Part 1 of 2 Montana Followed Meandering Path to Statehood

This is Montana

From "Montana A History of Two Centuries" by Michael P. Malone, Richard R. Roeder and William L. Lang. Reprinted by permission of the University of Washington Press

Each of the United States of America – except the original 13, Texas and California – was first organized as a territory before achieving admittance to the Union as a state. Originating with the Ordinances of 1785 and 1787, the territorial system provided the expanding U.S. with a method to govern frontier areas until they gained sufficient population and economic maturity to qualify for equality with the states. Territories represented a sort of compromise between colonies and states. They had limited powers of legislative self-government but their executive and judicial officers were appointed by the federal government.

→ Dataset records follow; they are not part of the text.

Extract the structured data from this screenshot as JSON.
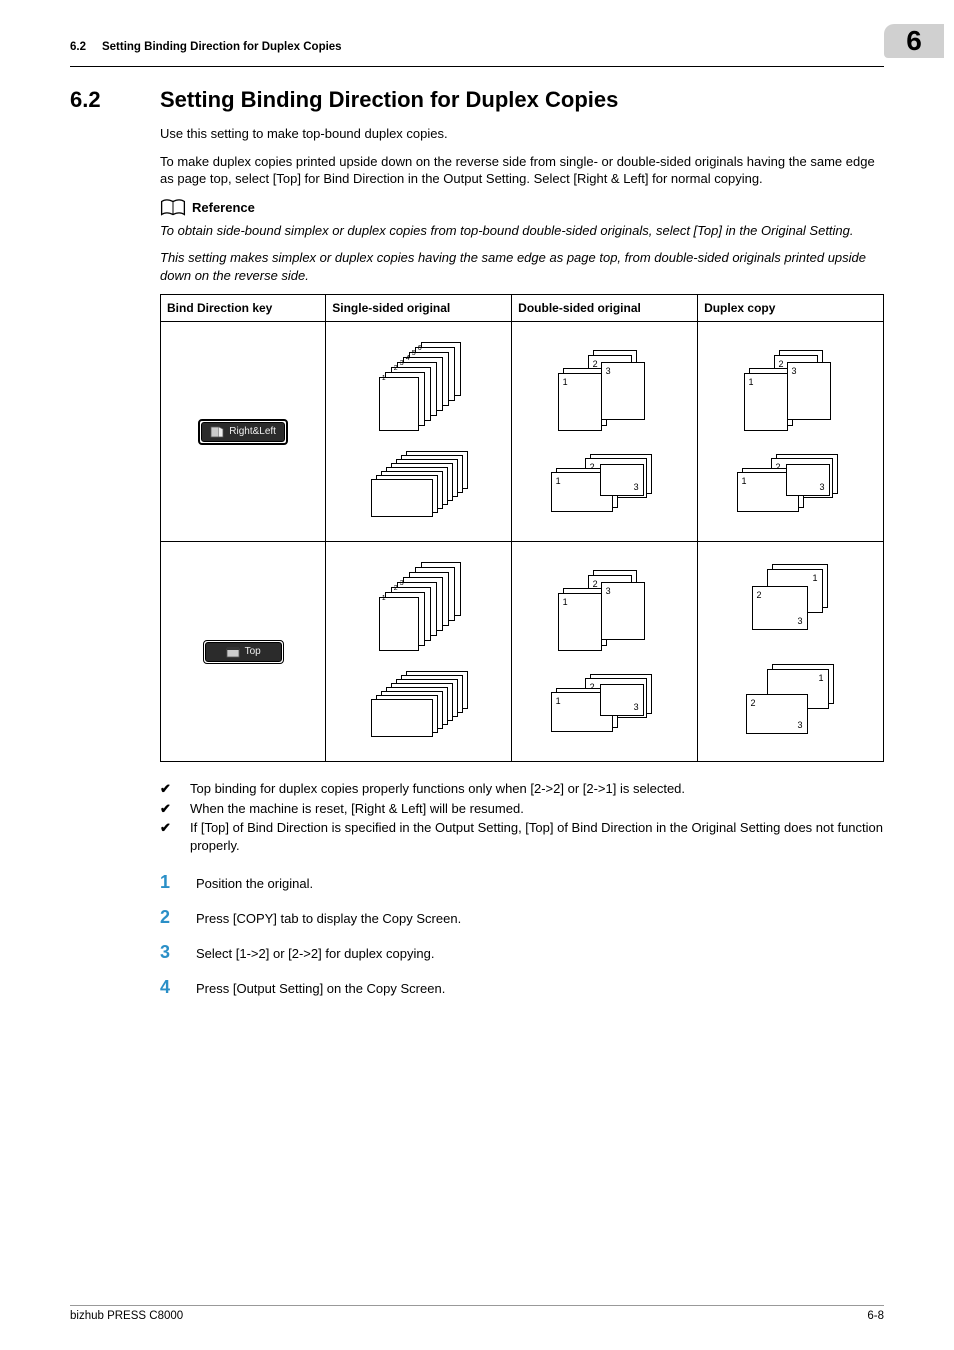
{
  "header": {
    "section_ref": "6.2",
    "section_title_short": "Setting Binding Direction for Duplex Copies",
    "chapter_num": "6"
  },
  "title": {
    "num": "6.2",
    "text": "Setting Binding Direction for Duplex Copies"
  },
  "intro": {
    "p1": "Use this setting to make top-bound duplex copies.",
    "p2": "To make duplex copies printed upside down on the reverse side from single- or double-sided originals having the same edge as page top, select [Top] for Bind Direction in the Output Setting. Select [Right & Left] for normal copying."
  },
  "reference": {
    "label": "Reference",
    "p1": "To obtain side-bound simplex or duplex copies from top-bound double-sided originals, select [Top] in the Original Setting.",
    "p2": "This setting makes simplex or duplex copies having the same edge as page top, from double-sided originals printed upside down on the reverse side."
  },
  "table": {
    "headers": [
      "Bind Direction key",
      "Single-sided original",
      "Double-sided original",
      "Duplex copy"
    ],
    "row1_key": "Right&Left",
    "row2_key": "Top"
  },
  "checks": {
    "c1": "Top binding for duplex copies properly functions only when [2->2] or [2->1] is selected.",
    "c2": "When the machine is reset, [Right & Left] will be resumed.",
    "c3": "If [Top] of Bind Direction is specified in the Output Setting, [Top] of Bind Direction in the Original Setting does not function properly."
  },
  "steps": {
    "s1": "Position the original.",
    "s2": "Press [COPY] tab to display the Copy Screen.",
    "s3": "Select [1->2] or [2->2] for duplex copying.",
    "s4": "Press [Output Setting] on the Copy Screen."
  },
  "footer": {
    "product": "bizhub PRESS C8000",
    "page": "6-8"
  }
}
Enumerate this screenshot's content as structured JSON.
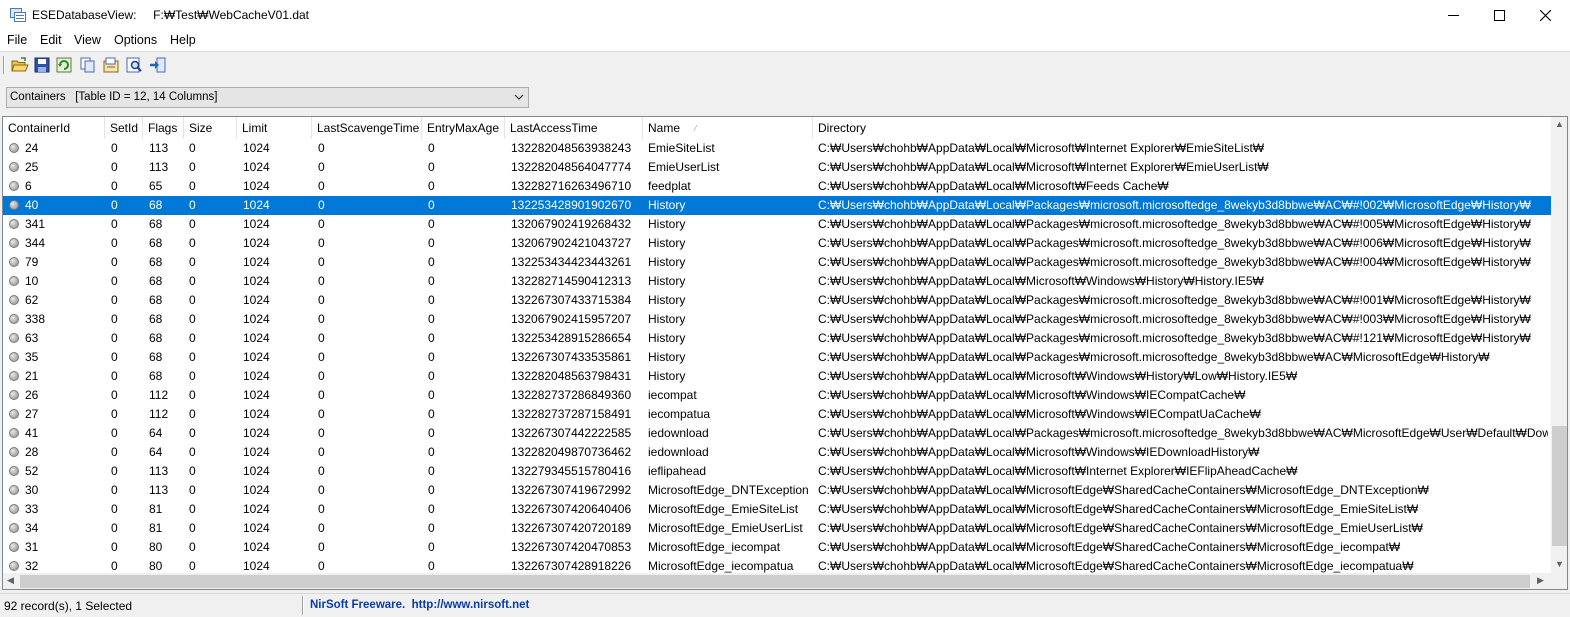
{
  "window": {
    "title": "ESEDatabaseView:     F:₩Test₩WebCacheV01.dat"
  },
  "menu": [
    {
      "label": "File"
    },
    {
      "label": "Edit"
    },
    {
      "label": "View"
    },
    {
      "label": "Options"
    },
    {
      "label": "Help"
    }
  ],
  "toolbar": {
    "icons": [
      "open-folder-icon",
      "save-icon",
      "refresh-icon",
      "copy-icon",
      "properties-icon",
      "find-icon",
      "exit-icon"
    ]
  },
  "table_select": {
    "value": "Containers   [Table ID = 12, 14 Columns]"
  },
  "table": {
    "columns": [
      "ContainerId",
      "SetId",
      "Flags",
      "Size",
      "Limit",
      "LastScavengeTime",
      "EntryMaxAge",
      "LastAccessTime",
      "Name",
      "Directory"
    ],
    "sort_column": "Name",
    "rows": [
      [
        "24",
        "0",
        "113",
        "0",
        "1024",
        "0",
        "0",
        "132282048563938243",
        "EmieSiteList",
        "C:₩Users₩chohb₩AppData₩Local₩Microsoft₩Internet Explorer₩EmieSiteList₩"
      ],
      [
        "25",
        "0",
        "113",
        "0",
        "1024",
        "0",
        "0",
        "132282048564047774",
        "EmieUserList",
        "C:₩Users₩chohb₩AppData₩Local₩Microsoft₩Internet Explorer₩EmieUserList₩"
      ],
      [
        "6",
        "0",
        "65",
        "0",
        "1024",
        "0",
        "0",
        "132282716263496710",
        "feedplat",
        "C:₩Users₩chohb₩AppData₩Local₩Microsoft₩Feeds Cache₩"
      ],
      [
        "40",
        "0",
        "68",
        "0",
        "1024",
        "0",
        "0",
        "132253428901902670",
        "History",
        "C:₩Users₩chohb₩AppData₩Local₩Packages₩microsoft.microsoftedge_8wekyb3d8bbwe₩AC₩#!002₩MicrosoftEdge₩History₩"
      ],
      [
        "341",
        "0",
        "68",
        "0",
        "1024",
        "0",
        "0",
        "132067902419268432",
        "History",
        "C:₩Users₩chohb₩AppData₩Local₩Packages₩microsoft.microsoftedge_8wekyb3d8bbwe₩AC₩#!005₩MicrosoftEdge₩History₩"
      ],
      [
        "344",
        "0",
        "68",
        "0",
        "1024",
        "0",
        "0",
        "132067902421043727",
        "History",
        "C:₩Users₩chohb₩AppData₩Local₩Packages₩microsoft.microsoftedge_8wekyb3d8bbwe₩AC₩#!006₩MicrosoftEdge₩History₩"
      ],
      [
        "79",
        "0",
        "68",
        "0",
        "1024",
        "0",
        "0",
        "132253434423443261",
        "History",
        "C:₩Users₩chohb₩AppData₩Local₩Packages₩microsoft.microsoftedge_8wekyb3d8bbwe₩AC₩#!004₩MicrosoftEdge₩History₩"
      ],
      [
        "10",
        "0",
        "68",
        "0",
        "1024",
        "0",
        "0",
        "132282714590412313",
        "History",
        "C:₩Users₩chohb₩AppData₩Local₩Microsoft₩Windows₩History₩History.IE5₩"
      ],
      [
        "62",
        "0",
        "68",
        "0",
        "1024",
        "0",
        "0",
        "132267307433715384",
        "History",
        "C:₩Users₩chohb₩AppData₩Local₩Packages₩microsoft.microsoftedge_8wekyb3d8bbwe₩AC₩#!001₩MicrosoftEdge₩History₩"
      ],
      [
        "338",
        "0",
        "68",
        "0",
        "1024",
        "0",
        "0",
        "132067902415957207",
        "History",
        "C:₩Users₩chohb₩AppData₩Local₩Packages₩microsoft.microsoftedge_8wekyb3d8bbwe₩AC₩#!003₩MicrosoftEdge₩History₩"
      ],
      [
        "63",
        "0",
        "68",
        "0",
        "1024",
        "0",
        "0",
        "132253428915286654",
        "History",
        "C:₩Users₩chohb₩AppData₩Local₩Packages₩microsoft.microsoftedge_8wekyb3d8bbwe₩AC₩#!121₩MicrosoftEdge₩History₩"
      ],
      [
        "35",
        "0",
        "68",
        "0",
        "1024",
        "0",
        "0",
        "132267307433535861",
        "History",
        "C:₩Users₩chohb₩AppData₩Local₩Packages₩microsoft.microsoftedge_8wekyb3d8bbwe₩AC₩MicrosoftEdge₩History₩"
      ],
      [
        "21",
        "0",
        "68",
        "0",
        "1024",
        "0",
        "0",
        "132282048563798431",
        "History",
        "C:₩Users₩chohb₩AppData₩Local₩Microsoft₩Windows₩History₩Low₩History.IE5₩"
      ],
      [
        "26",
        "0",
        "112",
        "0",
        "1024",
        "0",
        "0",
        "132282737286849360",
        "iecompat",
        "C:₩Users₩chohb₩AppData₩Local₩Microsoft₩Windows₩IECompatCache₩"
      ],
      [
        "27",
        "0",
        "112",
        "0",
        "1024",
        "0",
        "0",
        "132282737287158491",
        "iecompatua",
        "C:₩Users₩chohb₩AppData₩Local₩Microsoft₩Windows₩IECompatUaCache₩"
      ],
      [
        "41",
        "0",
        "64",
        "0",
        "1024",
        "0",
        "0",
        "132267307442222585",
        "iedownload",
        "C:₩Users₩chohb₩AppData₩Local₩Packages₩microsoft.microsoftedge_8wekyb3d8bbwe₩AC₩MicrosoftEdge₩User₩Default₩Download"
      ],
      [
        "28",
        "0",
        "64",
        "0",
        "1024",
        "0",
        "0",
        "132282049870736462",
        "iedownload",
        "C:₩Users₩chohb₩AppData₩Local₩Microsoft₩Windows₩IEDownloadHistory₩"
      ],
      [
        "52",
        "0",
        "113",
        "0",
        "1024",
        "0",
        "0",
        "132279345515780416",
        "ieflipahead",
        "C:₩Users₩chohb₩AppData₩Local₩Microsoft₩Internet Explorer₩IEFlipAheadCache₩"
      ],
      [
        "30",
        "0",
        "113",
        "0",
        "1024",
        "0",
        "0",
        "132267307419672992",
        "MicrosoftEdge_DNTException",
        "C:₩Users₩chohb₩AppData₩Local₩MicrosoftEdge₩SharedCacheContainers₩MicrosoftEdge_DNTException₩"
      ],
      [
        "33",
        "0",
        "81",
        "0",
        "1024",
        "0",
        "0",
        "132267307420640406",
        "MicrosoftEdge_EmieSiteList",
        "C:₩Users₩chohb₩AppData₩Local₩MicrosoftEdge₩SharedCacheContainers₩MicrosoftEdge_EmieSiteList₩"
      ],
      [
        "34",
        "0",
        "81",
        "0",
        "1024",
        "0",
        "0",
        "132267307420720189",
        "MicrosoftEdge_EmieUserList",
        "C:₩Users₩chohb₩AppData₩Local₩MicrosoftEdge₩SharedCacheContainers₩MicrosoftEdge_EmieUserList₩"
      ],
      [
        "31",
        "0",
        "80",
        "0",
        "1024",
        "0",
        "0",
        "132267307420470853",
        "MicrosoftEdge_iecompat",
        "C:₩Users₩chohb₩AppData₩Local₩MicrosoftEdge₩SharedCacheContainers₩MicrosoftEdge_iecompat₩"
      ],
      [
        "32",
        "0",
        "80",
        "0",
        "1024",
        "0",
        "0",
        "132267307428918226",
        "MicrosoftEdge_iecompatua",
        "C:₩Users₩chohb₩AppData₩Local₩MicrosoftEdge₩SharedCacheContainers₩MicrosoftEdge_iecompatua₩"
      ]
    ],
    "selected_row": 3
  },
  "status": {
    "records": "92 record(s), 1 Selected",
    "credit": "NirSoft Freeware.  http://www.nirsoft.net"
  },
  "colors": {
    "selection": "#0078d7",
    "credit_text": "#0a3ca8"
  }
}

Not surprisingly, residents of frontier territories usually demanded quick admission to statehood so they could gain full control of their local governments. Until they had such control, federal supervision over their local affairs was a source of constant frustration. Montana's time of frustration lasted 25 years – from the creation of Montana Territory in 1864 until the territory was admitted to statehood in 1889.

The mining boom of the 1860s brought the first sizable influx of whites to Montana and the first demands for government. Until that time, the large eastern and small western sectors of what would become Montana simply had been attached to huge frontier territories whose centers of population lay hundreds, even thousands, of miles away.

The eastern two-thirds of Montana, which occupies the far northwestern corner of the Mississippi-Missouri Basin, had formed the far extremity of Indian Territory until 1805. It also was part of Louisiana Territory until 1812, the Missouri Territory until 1821, a general Great Plains Indian Country until 1854 and Nebraska Territory until 1861, when it became the western sector of newly created Dakota Territory.

The northwest corner of Montana lies on the periphery of a different geographic province, the Columbia River Basin. The United States and Great Britain held this area, known as "Oregon Country," under a joint occupancy agreement until 1846, when they agreed to extend the 49th parallel boundary to the Pacific as the dividing line between the United States and Canada. The western portion of future Montana then became the easternmost portion of Oregon Territory from 1848 until 1853 and of Washington Territory from 1853 until 1863.

Quite by accident, it was the advance of the mining frontier that caused the eastern and western regions of Montana to be joined together into one political unit. During 1861-1862, as miners began the rush into the newly opened goldfields of present-day north-central Idaho, settlers demanded a new territory in the Northern Rockies. Congress responded in March of 1863 by creating Idaho Territory. Carved out of Washington, Dakota and Nebraska territories, Idaho embraced an enormous area, including all of present-day Idaho and Montana and most of Wyoming. Its capital lay on the far western border at Lewiston. Significantly, the creation of Idaho brought eastern and western Montana within a common boundary for the first time.

Idaho Territory was a geographic impossibility. The massive ranges of the Rocky Mountains divided the territory in half, and a thousand miles separated Lewiston in the west from the far eastern extremities. Even in 1863, Idaho's population was shifting rapidly eastward across the Continental Divide to the mining camps on the upper Missouri. With good reason, the Bannack-Virginia City miners believed that Lewiston – hundreds of miles away over endless, snow-clogged mountain passes – could never govern them properly. The outrages of the Plummer Gang tended to prove their point. Miners began agitating for the creation of a new territory to be split from Idaho along the crests of the Rockies.

Fortunately for their cause, Judge Sidney Edgerton, the newly appointed chief justice of Idaho, arrived at Bannack in September 1863. Edgerton, a former Ohio congressman, was unable to proceed to Lewiston because of the approach of winter. He soon learned that the governor of Idaho had snubbed him by assigning him to the faraway judicial district lying east of the divide.

Both Edgerton and his nephew, vigilante leader Wilbur Fisk Sanders, took up the settlers' crusade to divide ldaho Territory. Edgerton personally knew the president and many congressmen, so the miners chose to send him to Washington, D.C., to press their case.

Carrying $2,000 in gold, Edgerton headed east in January 1864. Meanwhile, the Idaho Legislature at Lewiston obligingly petitioned Congress to carve a new territory named Jefferson out of Idaho, with the dividing line along the Continental Divide and the 113th meridian, locating Idaho's new eastern boundary just west of the Deer Lodge Valley.